Senator Krull of South Dakota (Irving Pichel) is planning a trip to New York City to preach against New York City. His daughter Emma (Miriam Hopkins) pleads with dad to take her with him. She is devoted to him and does want to take care of him, but those lights of the big city also beckon.
When she gets there she goes out on the town with a friend and winds up meeting the wealthy Joseph Gresham Jr. (Phillips Holmes). They end up seeing lots of each other and it looks like it is getting serious. But Joe has a secret. He married a party girl one night (Wynne Gibson as Phyllis) and she wants one hundred thousand dollars in order to give him a divorce. They only had the one night together - he hasn't lived with her since the wedding night. And he is right when he says that he could have the marriage annulled because of that. But that would also alert his dad who would kick him out for soiling the family name by getting into such a predicament in the first place. So when Phyllis falls to her death from her high rise apartment, Joe is suspect number one.
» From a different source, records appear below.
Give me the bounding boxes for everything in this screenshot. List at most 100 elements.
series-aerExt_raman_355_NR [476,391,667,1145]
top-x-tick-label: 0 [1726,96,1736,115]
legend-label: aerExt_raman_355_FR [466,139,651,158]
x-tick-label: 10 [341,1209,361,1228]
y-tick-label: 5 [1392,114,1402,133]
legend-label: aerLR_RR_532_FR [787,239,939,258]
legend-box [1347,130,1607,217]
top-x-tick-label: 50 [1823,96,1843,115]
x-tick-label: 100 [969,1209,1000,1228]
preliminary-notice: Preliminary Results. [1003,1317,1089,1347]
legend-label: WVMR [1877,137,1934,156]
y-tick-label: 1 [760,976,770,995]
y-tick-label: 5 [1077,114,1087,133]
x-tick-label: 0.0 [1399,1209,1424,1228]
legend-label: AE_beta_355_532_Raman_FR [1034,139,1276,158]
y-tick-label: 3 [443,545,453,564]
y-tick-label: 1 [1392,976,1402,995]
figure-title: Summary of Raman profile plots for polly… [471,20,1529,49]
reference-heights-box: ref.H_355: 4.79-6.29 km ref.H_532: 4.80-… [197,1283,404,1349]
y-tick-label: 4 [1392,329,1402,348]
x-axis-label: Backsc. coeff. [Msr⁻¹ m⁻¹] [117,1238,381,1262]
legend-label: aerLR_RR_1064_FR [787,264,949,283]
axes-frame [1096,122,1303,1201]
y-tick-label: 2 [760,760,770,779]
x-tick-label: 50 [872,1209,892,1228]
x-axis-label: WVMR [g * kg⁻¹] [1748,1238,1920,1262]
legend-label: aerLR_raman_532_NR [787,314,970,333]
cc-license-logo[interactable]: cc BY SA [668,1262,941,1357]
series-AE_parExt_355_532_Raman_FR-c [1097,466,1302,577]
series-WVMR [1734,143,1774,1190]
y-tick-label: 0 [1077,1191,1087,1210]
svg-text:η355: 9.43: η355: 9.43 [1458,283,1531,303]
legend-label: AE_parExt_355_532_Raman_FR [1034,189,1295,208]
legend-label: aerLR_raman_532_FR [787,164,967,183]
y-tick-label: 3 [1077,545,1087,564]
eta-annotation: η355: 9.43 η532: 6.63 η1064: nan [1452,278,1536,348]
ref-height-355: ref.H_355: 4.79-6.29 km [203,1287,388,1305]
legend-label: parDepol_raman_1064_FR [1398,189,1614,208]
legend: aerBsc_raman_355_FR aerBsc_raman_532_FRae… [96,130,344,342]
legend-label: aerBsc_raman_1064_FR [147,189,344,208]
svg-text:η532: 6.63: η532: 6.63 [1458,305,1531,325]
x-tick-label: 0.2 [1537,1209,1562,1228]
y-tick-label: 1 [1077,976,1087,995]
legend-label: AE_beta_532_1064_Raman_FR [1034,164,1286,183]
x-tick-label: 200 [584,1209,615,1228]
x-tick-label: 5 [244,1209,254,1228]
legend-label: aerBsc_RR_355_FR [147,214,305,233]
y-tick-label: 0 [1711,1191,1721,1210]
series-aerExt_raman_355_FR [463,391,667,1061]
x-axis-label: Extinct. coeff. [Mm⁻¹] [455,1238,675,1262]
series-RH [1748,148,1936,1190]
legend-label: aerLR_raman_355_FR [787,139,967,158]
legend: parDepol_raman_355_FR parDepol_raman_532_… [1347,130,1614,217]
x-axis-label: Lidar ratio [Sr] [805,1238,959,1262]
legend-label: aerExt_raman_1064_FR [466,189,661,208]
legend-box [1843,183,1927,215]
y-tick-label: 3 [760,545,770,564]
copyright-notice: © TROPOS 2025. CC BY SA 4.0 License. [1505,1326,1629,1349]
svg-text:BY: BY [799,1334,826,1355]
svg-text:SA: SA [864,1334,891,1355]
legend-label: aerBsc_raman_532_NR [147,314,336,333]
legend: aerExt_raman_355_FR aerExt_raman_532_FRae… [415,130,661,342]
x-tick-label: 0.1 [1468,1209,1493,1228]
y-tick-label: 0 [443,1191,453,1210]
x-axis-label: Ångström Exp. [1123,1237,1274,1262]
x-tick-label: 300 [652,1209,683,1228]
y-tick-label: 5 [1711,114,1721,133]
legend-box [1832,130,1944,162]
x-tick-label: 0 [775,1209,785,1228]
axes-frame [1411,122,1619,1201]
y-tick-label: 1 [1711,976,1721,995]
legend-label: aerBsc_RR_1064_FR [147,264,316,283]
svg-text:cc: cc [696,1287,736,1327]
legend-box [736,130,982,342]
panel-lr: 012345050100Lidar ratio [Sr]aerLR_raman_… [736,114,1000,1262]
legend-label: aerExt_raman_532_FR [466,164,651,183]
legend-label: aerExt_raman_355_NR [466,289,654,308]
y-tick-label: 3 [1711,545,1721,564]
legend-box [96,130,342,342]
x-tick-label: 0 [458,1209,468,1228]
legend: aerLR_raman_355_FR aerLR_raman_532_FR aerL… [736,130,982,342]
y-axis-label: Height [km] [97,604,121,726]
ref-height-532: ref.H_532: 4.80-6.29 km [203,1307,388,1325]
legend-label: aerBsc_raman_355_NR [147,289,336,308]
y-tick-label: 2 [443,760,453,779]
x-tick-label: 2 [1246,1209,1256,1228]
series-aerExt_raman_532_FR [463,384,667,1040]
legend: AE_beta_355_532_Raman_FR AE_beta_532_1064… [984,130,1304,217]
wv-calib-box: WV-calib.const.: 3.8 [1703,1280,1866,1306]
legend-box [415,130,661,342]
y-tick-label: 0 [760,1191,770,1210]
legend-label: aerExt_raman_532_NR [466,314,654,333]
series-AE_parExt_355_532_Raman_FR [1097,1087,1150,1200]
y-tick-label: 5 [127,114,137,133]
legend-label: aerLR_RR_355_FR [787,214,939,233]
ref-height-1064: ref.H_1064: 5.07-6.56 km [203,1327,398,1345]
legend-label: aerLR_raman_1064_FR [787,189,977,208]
If I didn't know when this film was made I would have thought it was one of those made about the time that the production code came into being, because all of the moralizing Senator Krull does just seems over the top unless you are trying to impress a censor. It is extremely puzzling given that this is the reason the Krulls are here in the first place. Why does a South Dakota senator feel it necessary to lecture people in New York? Would a New York senator go to South Dakota to lecture the locals about agriculture subsidies?
Wynne Gibson is good as the party girl wife, and she was always good at brassy parts, but she was usually best when she was playing a person with a good heart and rough edges, and here she is a mercenary person.
I enjoyed this, but it is probably only mildly recommended unless you are a fan of the precode Paramounts as I am.